Dixon residents owe a lot to their retiring city clerk.
Kathe Swanson is the city official who, in October 2011, discovered the secret bank account where then-Comptroller Rita Crundwell deposited taxpayer dollars in a $53 million embezzling scheme that lasted more than 2 decades – said to be the largest municipal theft in U.S. history.
Thank goodness Swanson knew what to do. She shared her suspicions with then-Mayor Jim Burke, who contacted the FBI, which launched an investigation that led to Crundwell’s arrest in April 2012, her ouster, and later conviction and imprisonment.
Burke, in a retirement column in the spring of 2015, spoke of his appreciation for Swanson’s support and dedicated public service.
“Kathe and I will always have a special bond as the embezzlement was discovered and we secretly communicated with the FBI almost daily for 5 months,” Burke wrote.
Burke is no longer with us, having died in February, but today’s Dixon city leaders share his high opinion of their 25-year city clerk.

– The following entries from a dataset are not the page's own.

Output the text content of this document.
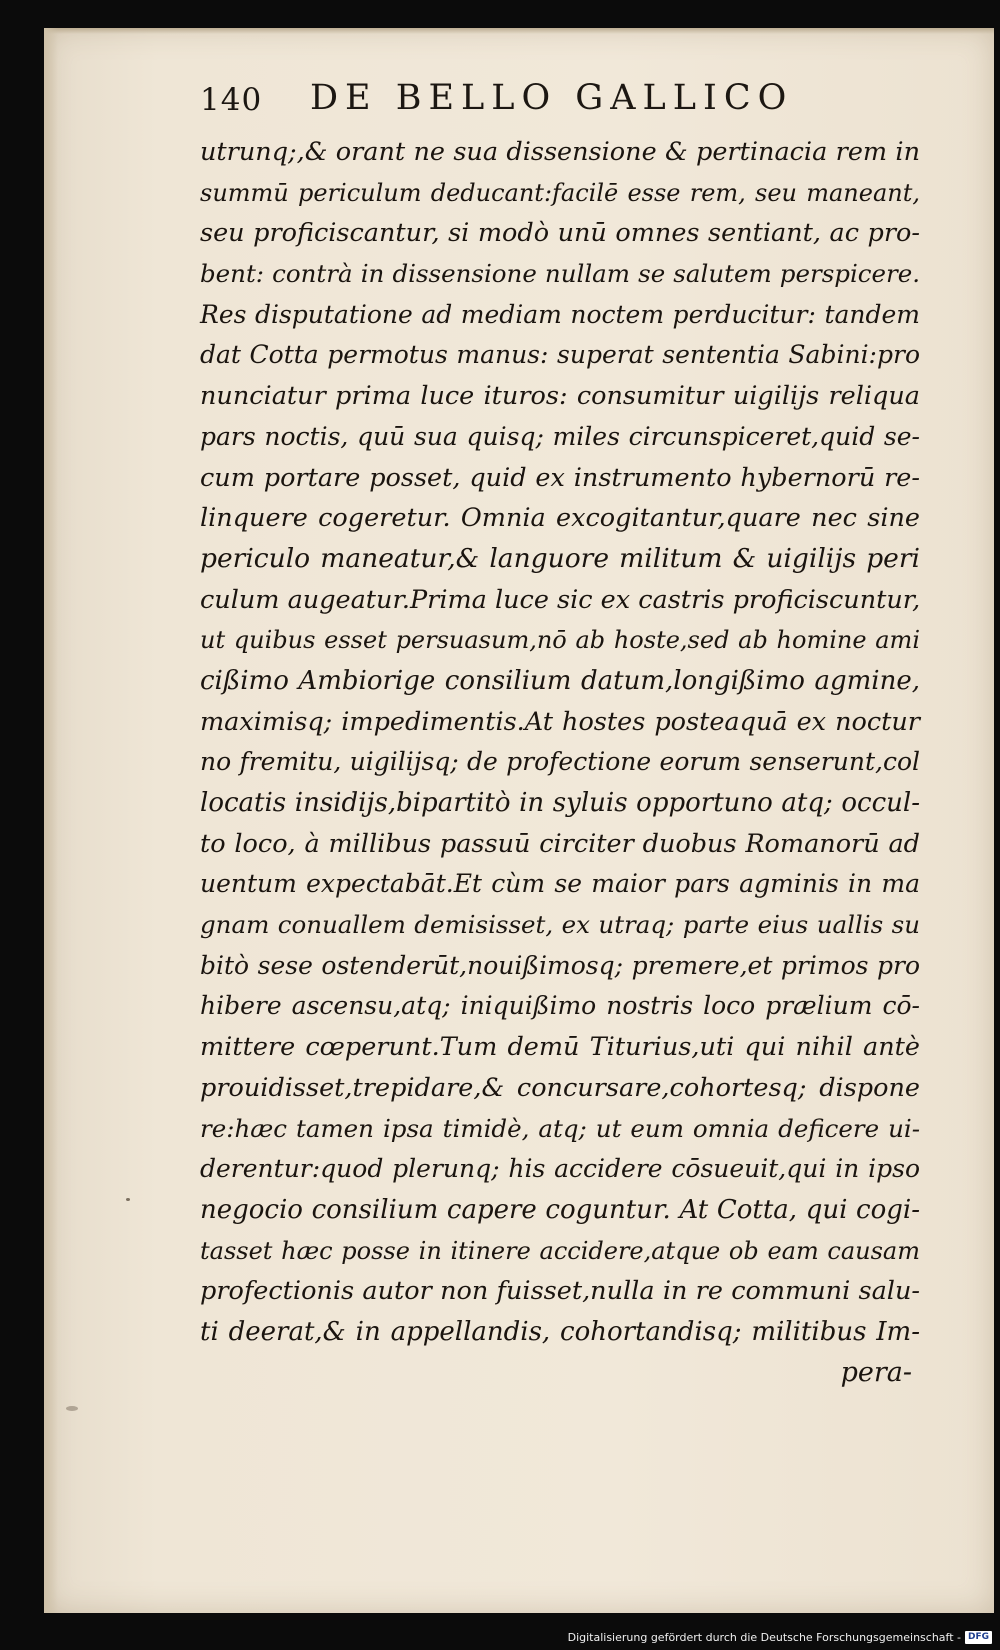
140 DE BELLO GALLICO
utrunq;,& orant ne sua dissensione & pertinacia rem in
summū periculum deducant:facilē esse rem, seu maneant,
seu proficiscantur, si modò unū omnes sentiant, ac pro-
bent: contrà in dissensione nullam se salutem perspicere.
Res disputatione ad mediam noctem perducitur: tandem
dat Cotta permotus manus: superat sententia Sabini:pro
nunciatur prima luce ituros: consumitur uigilijs reliqua
pars noctis, quū sua quisq; miles circunspiceret,quid se-
cum portare posset, quid ex instrumento hybernorū re-
linquere cogeretur. Omnia excogitantur,quare nec sine
periculo maneatur,& languore militum & uigilijs peri
culum augeatur.Prima luce sic ex castris proficiscuntur,
ut quibus esset persuasum,nō ab hoste,sed ab homine ami
cißimo Ambiorige consilium datum,longißimo agmine,
maximisq; impedimentis.At hostes posteaquā ex noctur
no fremitu, uigilijsq; de profectione eorum senserunt,col
locatis insidijs,bipartitò in syluis opportuno atq; occul-
to loco, à millibus passuū circiter duobus Romanorū ad
uentum expectabāt.Et cùm se maior pars agminis in ma
gnam conuallem demisisset, ex utraq; parte eius uallis su
bitò sese ostenderūt,nouißimosq; premere,et primos pro
hibere ascensu,atq; iniquißimo nostris loco prælium cō-
mittere cœperunt.Tum demū Titurius,uti qui nihil antè
prouidisset,trepidare,& concursare,cohortesq; dispone
re:hæc tamen ipsa timidè, atq; ut eum omnia deficere ui-
derentur:quod plerunq; his accidere cōsueuit,qui in ipso
negocio consilium capere coguntur. At Cotta, qui cogi-
tasset hæc posse in itinere accidere,atque ob eam causam
profectionis autor non fuisset,nulla in re communi salu-
ti deerat,& in appellandis, cohortandisq; militibus Im-
pera-
Digitalisierung gefördert durch die Deutsche Forschungsgemeinschaft - DFG
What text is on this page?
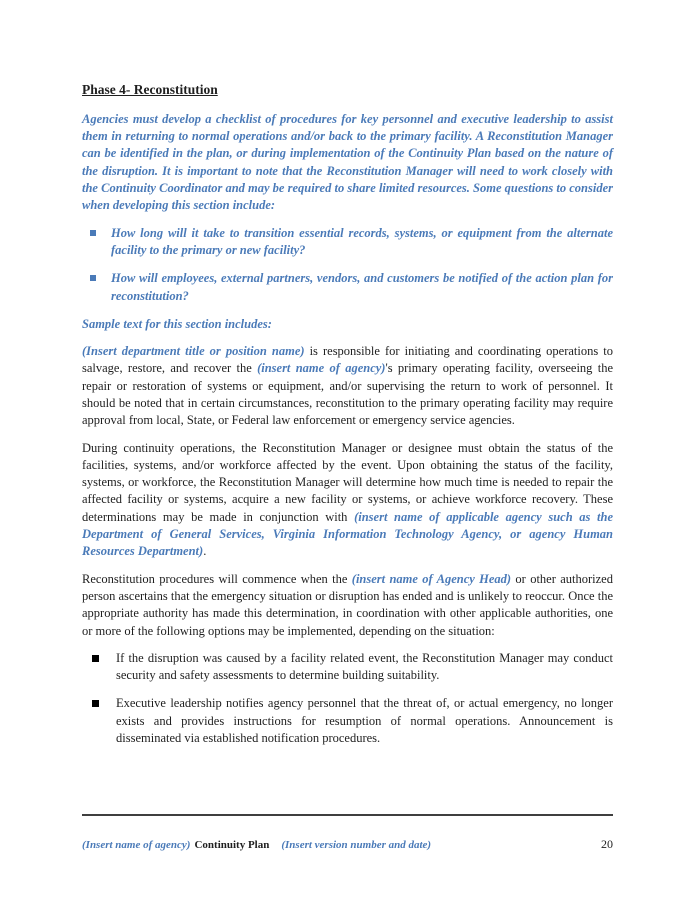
Phase 4- Reconstitution

Agencies must develop a checklist of procedures for key personnel and executive leadership to assist them in returning to normal operations and/or back to the primary facility. A Reconstitution Manager can be identified in the plan, or during implementation of the Continuity Plan based on the nature of the disruption. It is important to note that the Reconstitution Manager will need to work closely with the Continuity Coordinator and may be required to share limited resources. Some questions to consider when developing this section include:

How long will it take to transition essential records, systems, or equipment from the alternate facility to the primary or new facility?
How will employees, external partners, vendors, and customers be notified of the action plan for reconstitution?

Sample text for this section includes:

(Insert department title or position name) is responsible for initiating and coordinating operations to salvage, restore, and recover the (insert name of agency)'s primary operating facility, overseeing the repair or restoration of systems or equipment, and/or supervising the return to work of personnel. It should be noted that in certain circumstances, reconstitution to the primary operating facility may require approval from local, State, or Federal law enforcement or emergency service agencies.

During continuity operations, the Reconstitution Manager or designee must obtain the status of the facilities, systems, and/or workforce affected by the event. Upon obtaining the status of the facility, systems, or workforce, the Reconstitution Manager will determine how much time is needed to repair the affected facility or systems, acquire a new facility or systems, or achieve workforce recovery. These determinations may be made in conjunction with (insert name of applicable agency such as the Department of General Services, Virginia Information Technology Agency, or agency Human Resources Department).

Reconstitution procedures will commence when the (insert name of Agency Head) or other authorized person ascertains that the emergency situation or disruption has ended and is unlikely to reoccur. Once the appropriate authority has made this determination, in coordination with other applicable authorities, one or more of the following options may be implemented, depending on the situation:

If the disruption was caused by a facility related event, the Reconstitution Manager may conduct security and safety assessments to determine building suitability.
Executive leadership notifies agency personnel that the threat of, or actual emergency, no longer exists and provides instructions for resumption of normal operations. Announcement is disseminated via established notification procedures.
(Insert name of agency) Continuity Plan (Insert version number and date)	20
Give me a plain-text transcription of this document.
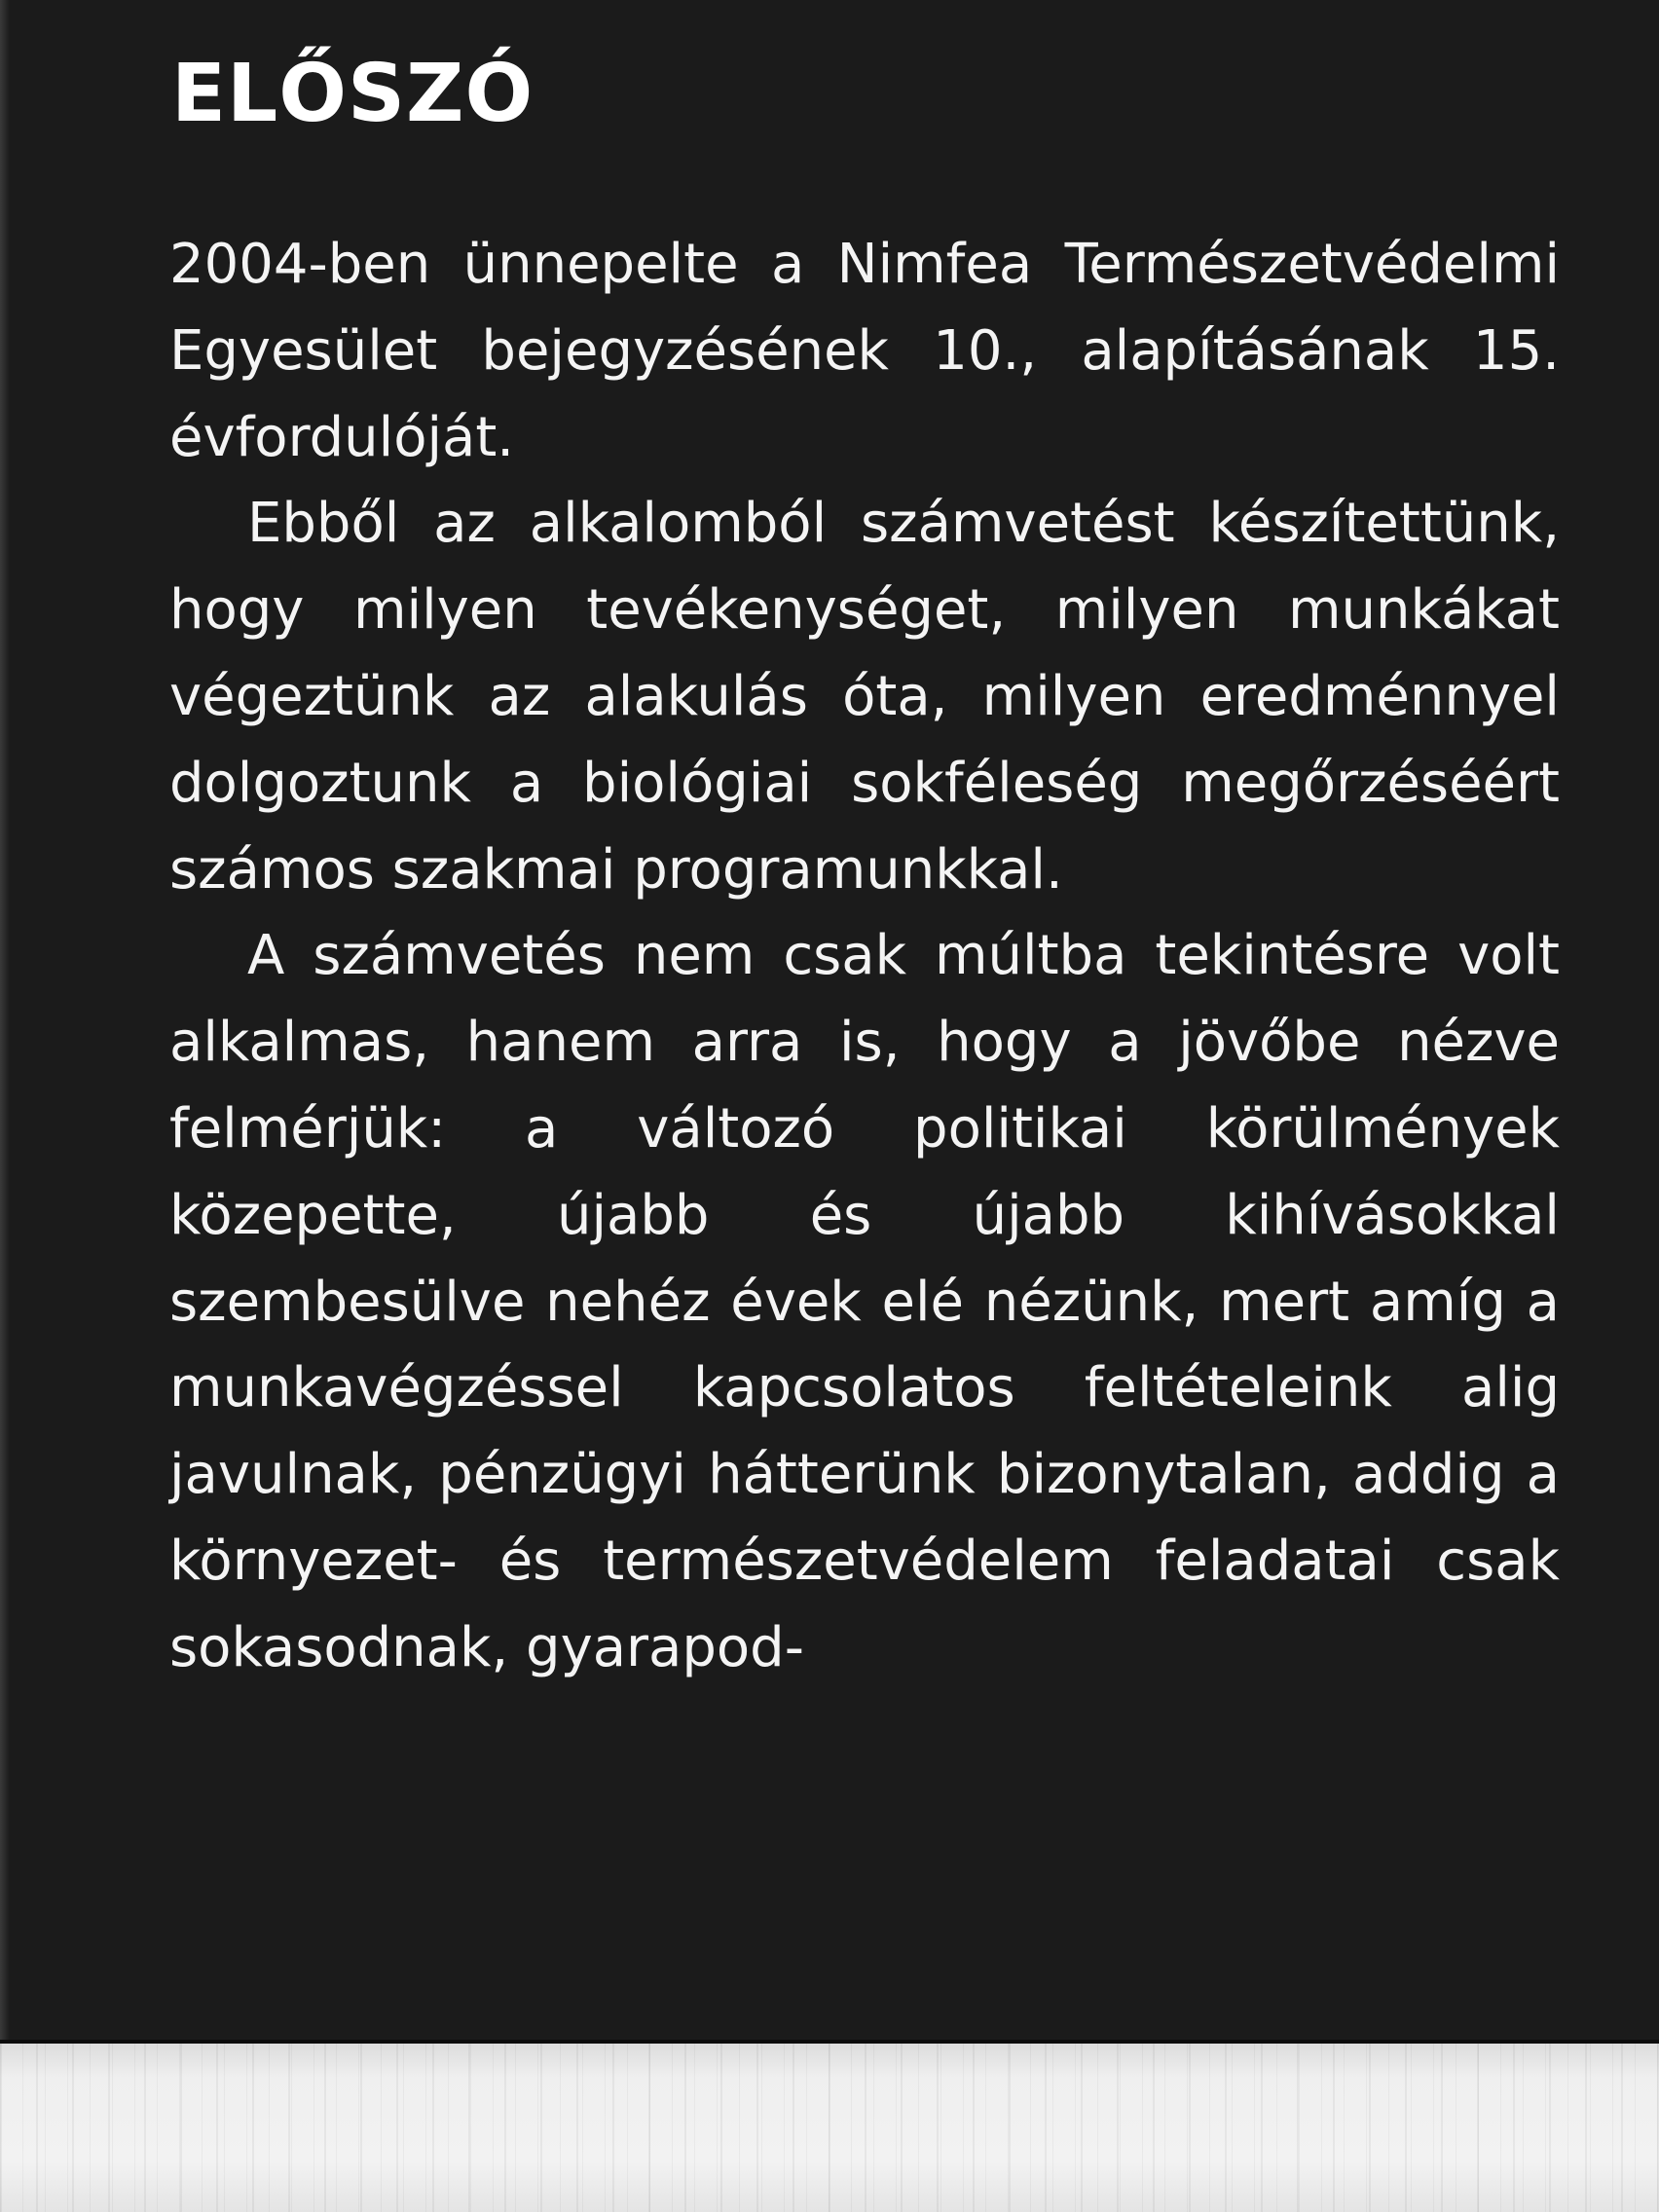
ELŐSZÓ

2004-ben ünnepelte a Nimfea Természetvédelmi Egyesület bejegyzésének 10., alapításának 15. évfordulóját.

Ebből az alkalomból számvetést készítettünk, hogy milyen tevékenységet, milyen munkákat végeztünk az alakulás óta, milyen eredménnyel dolgoztunk a biológiai sokféleség megőrzéséért számos szakmai programunkkal.

A számvetés nem csak múltba tekintésre volt alkalmas, hanem arra is, hogy a jövőbe nézve felmérjük: a változó politikai körülmények közepette, újabb és újabb kihívásokkal szembesülve nehéz évek elé nézünk, mert amíg a munkavégzéssel kapcsolatos feltételeink alig javulnak, pénzügyi hátterünk bizonytalan, addig a környezet- és természetvédelem feladatai csak sokasodnak, gyarapod-
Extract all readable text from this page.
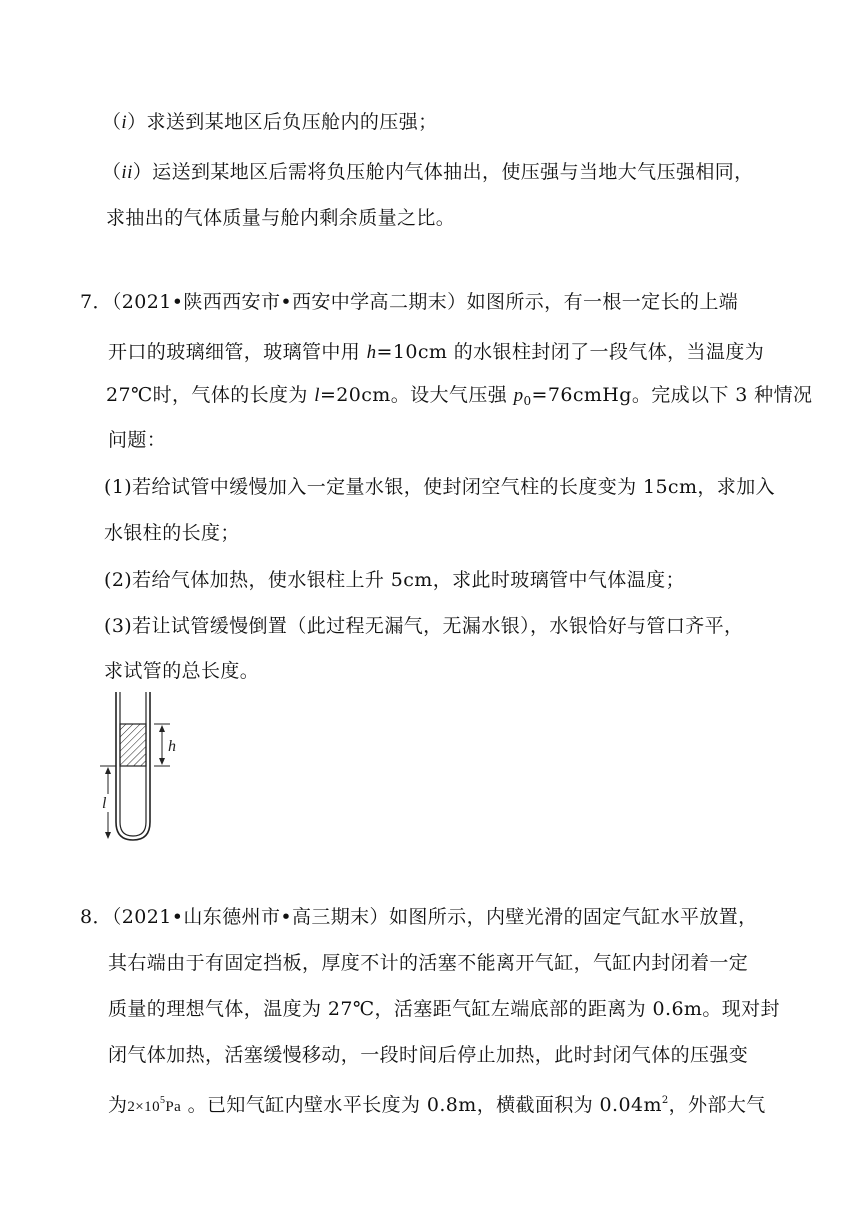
（i）求送到某地区后负压舱内的压强；
（ii）运送到某地区后需将负压舱内气体抽出，使压强与当地大气压强相同，
求抽出的气体质量与舱内剩余质量之比。
7．（2021•陕西西安市•西安中学高二期末）如图所示，有一根一定长的上端
开口的玻璃细管，玻璃管中用 h=10cm 的水银柱封闭了一段气体，当温度为
27℃时，气体的长度为 l=20cm。设大气压强 $p_0=76cmHg$。完成以下 3 种情况
问题：
(1)若给试管中缓慢加入一定量水银，使封闭空气柱的长度变为 15cm，求加入
水银柱的长度；
(2)若给气体加热，使水银柱上升 5cm，求此时玻璃管中气体温度；
(3)若让试管缓慢倒置（此过程无漏气，无漏水银），水银恰好与管口齐平，
求试管的总长度。
h
l
8．（2021•山东德州市•高三期末）如图所示，内壁光滑的固定气缸水平放置，
其右端由于有固定挡板，厚度不计的活塞不能离开气缸，气缸内封闭着一定
质量的理想气体，温度为 27℃，活塞距气缸左端底部的距离为 0.6m。现对封
闭气体加热，活塞缓慢移动，一段时间后停止加热，此时封闭气体的压强变
为$2\times 10^5Pa$ 。已知气缸内壁水平长度为 0.8m，横截面积为 $0.04m^2$，外部大气
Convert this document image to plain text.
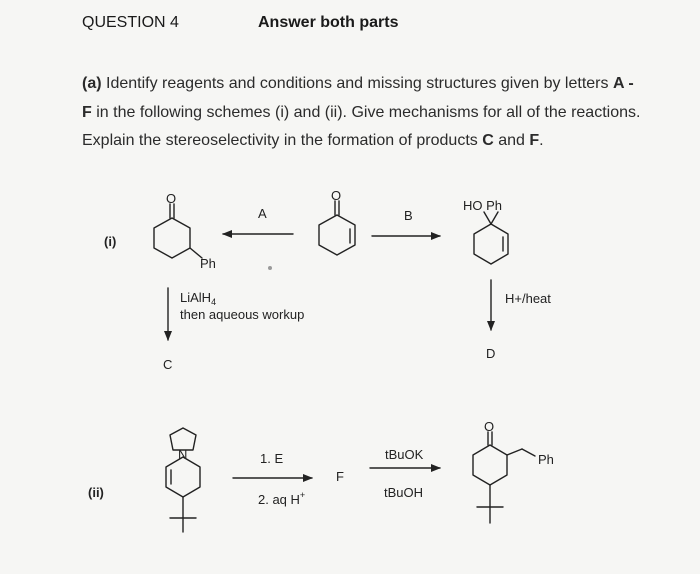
QUESTION 4	Answer both parts
(a) Identify reagents and conditions and missing structures given by letters A - F in the following schemes (i) and (ii). Give mechanisms for all of the reactions. Explain the stereoselectivity in the formation of products C and F.
(i)
O	O
Ph
A	B
HO Ph
LiAlH$_4$
then aqueous workup
C
H+/heat
D
(ii)
N	1. E
2. aq H+
F
tBuOK
tBuOH
O
Ph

“I think Kathe has been very dedicated and very loyal to the city of Dixon,” City Manager Cole O’Donnell said. “Her wealth of knowledge is going to take awhile to replace.”
“Having somebody to turn to who has the knowledge and context of past city decisions has been very useful, especially for the first year [in office],” first-term Mayor Li Arellano Jr. said.
“She’s very much appreciated, and we thank her.”
We join the city’s past and present leaders in saluting Swanson for blowing the whistle on Crundwell, an act which, in retrospect, prompted a lot of positive change for the city.
The city will honor Swanson at a public retirement reception at 5:30 p.m. Monday at City Hall, 121 W. Second St.
To help repay a debt of gratitude, Dixonites should turn out in force to thank their retiring city clerk.